To give two examples on good design:

 

Street trees are as close to a “no-regrets’ move as you will get. I have been forced to take out street trees on major planning applications, as the highway authority objected on safety and maintenance grounds. The key determinant of how fast we drive: is how safe the driver feels. Studies show that speeds are typically reduced by c. 7% where such trees are present and vehicle crashes reduced by between 5 and 20%. Moreover they improve air quality and moderate heat. Studies show people are also healthier in such environments and even drug prescriptions are reduced.

 

Facades Matter. Active frontages strengthen social ties, increase natural surveillance, improve sociability and increase the propensity to walk and therefore take exercise. Mixed–use land uses in one study showed that those people living in such areas used non motorised modes 12.2% of the time compared with 3.9% in single use communities. Modest semi public front gardens encourage neighbourliness. For example, one Danish study showed that in two parallel streets one with and one without front gardens 21 times more activity took place in those streets with front gardens.

 

The article goes on to really lambast the British planning approval system in lacking certainty, so the risks for developers up front are massive and costly. This has affected house prices, but also pushes the small builder and self-builder out of the market.
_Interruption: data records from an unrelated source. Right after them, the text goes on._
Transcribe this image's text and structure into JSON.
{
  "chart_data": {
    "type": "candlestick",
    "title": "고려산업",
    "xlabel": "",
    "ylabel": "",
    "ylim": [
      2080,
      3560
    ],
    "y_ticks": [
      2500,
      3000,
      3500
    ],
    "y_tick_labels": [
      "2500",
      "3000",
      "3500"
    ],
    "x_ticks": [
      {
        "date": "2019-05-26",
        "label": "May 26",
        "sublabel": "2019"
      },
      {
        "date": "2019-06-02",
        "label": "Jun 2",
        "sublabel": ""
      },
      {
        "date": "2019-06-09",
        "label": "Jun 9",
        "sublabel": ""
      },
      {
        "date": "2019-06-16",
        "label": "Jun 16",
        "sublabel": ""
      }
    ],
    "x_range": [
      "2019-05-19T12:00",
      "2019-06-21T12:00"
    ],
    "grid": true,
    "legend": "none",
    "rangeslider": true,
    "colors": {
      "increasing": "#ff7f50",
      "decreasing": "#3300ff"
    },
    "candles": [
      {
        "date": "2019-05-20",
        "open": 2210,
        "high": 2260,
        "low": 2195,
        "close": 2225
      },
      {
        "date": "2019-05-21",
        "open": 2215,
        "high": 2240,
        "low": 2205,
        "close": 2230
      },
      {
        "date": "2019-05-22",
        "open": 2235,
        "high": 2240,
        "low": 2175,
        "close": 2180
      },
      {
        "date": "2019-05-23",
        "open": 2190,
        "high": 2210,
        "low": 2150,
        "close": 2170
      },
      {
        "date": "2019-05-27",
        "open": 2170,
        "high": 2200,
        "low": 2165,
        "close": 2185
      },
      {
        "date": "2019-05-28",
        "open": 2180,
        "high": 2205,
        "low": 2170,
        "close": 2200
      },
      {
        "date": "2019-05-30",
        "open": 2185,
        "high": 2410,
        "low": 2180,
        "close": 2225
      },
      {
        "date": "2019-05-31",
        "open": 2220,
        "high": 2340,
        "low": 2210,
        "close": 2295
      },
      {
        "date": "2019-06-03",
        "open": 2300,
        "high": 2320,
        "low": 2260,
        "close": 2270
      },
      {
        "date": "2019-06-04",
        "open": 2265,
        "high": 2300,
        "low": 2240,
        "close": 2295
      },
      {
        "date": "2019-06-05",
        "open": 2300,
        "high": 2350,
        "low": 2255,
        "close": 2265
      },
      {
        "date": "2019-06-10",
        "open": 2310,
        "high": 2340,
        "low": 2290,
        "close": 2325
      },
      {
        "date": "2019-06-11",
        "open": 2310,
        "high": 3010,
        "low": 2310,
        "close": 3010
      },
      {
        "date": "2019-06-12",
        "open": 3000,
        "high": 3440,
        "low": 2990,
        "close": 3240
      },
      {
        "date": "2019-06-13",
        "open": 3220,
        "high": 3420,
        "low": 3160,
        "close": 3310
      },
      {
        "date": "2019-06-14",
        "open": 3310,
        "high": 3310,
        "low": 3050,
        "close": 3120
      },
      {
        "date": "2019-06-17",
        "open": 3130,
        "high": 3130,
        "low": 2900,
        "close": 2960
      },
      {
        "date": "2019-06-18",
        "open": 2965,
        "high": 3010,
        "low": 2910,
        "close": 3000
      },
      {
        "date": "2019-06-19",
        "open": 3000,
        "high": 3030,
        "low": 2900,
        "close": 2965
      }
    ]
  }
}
Small builders only build 12% of our stock now (lower than anywhere else in Europe), yet even 30 years ago it was 40% in Britain. This lack of choice leads to too many poor homes and not enough of them.

 

The article goes on to review sustainability and the green agenda. The thermal efficiency of new buildings and the location of (and transport to) places has been our focus. But there are three other factors which will influence the lifelong carbon footprint of new places and so far have been insufficiently considered: the form, shape and height of buildings; longevity (resilience and flexibility of design); and, the energy required for some materials. 

 

So for example carbon emissions more than doubled going from 'low rise' to 'high rise’. The largest producer of waste in the U.K. is demolition and construction (24%). A new build two-bedroom house uses the equivalent of 80 tonnes of CO2; refurbishment uses 8 tonnes. Adaptability and flexibility is critically important. Materials also matter. Buildings using stone brick and wood, but not cement, fibre glass or aluminium have much lower embodied carbon.

 

In other words we have a long way to go in providing quality housing in beautiful, neighbourly and life enhancing places. And also a long way to go in planning buildings that least compromise our planet.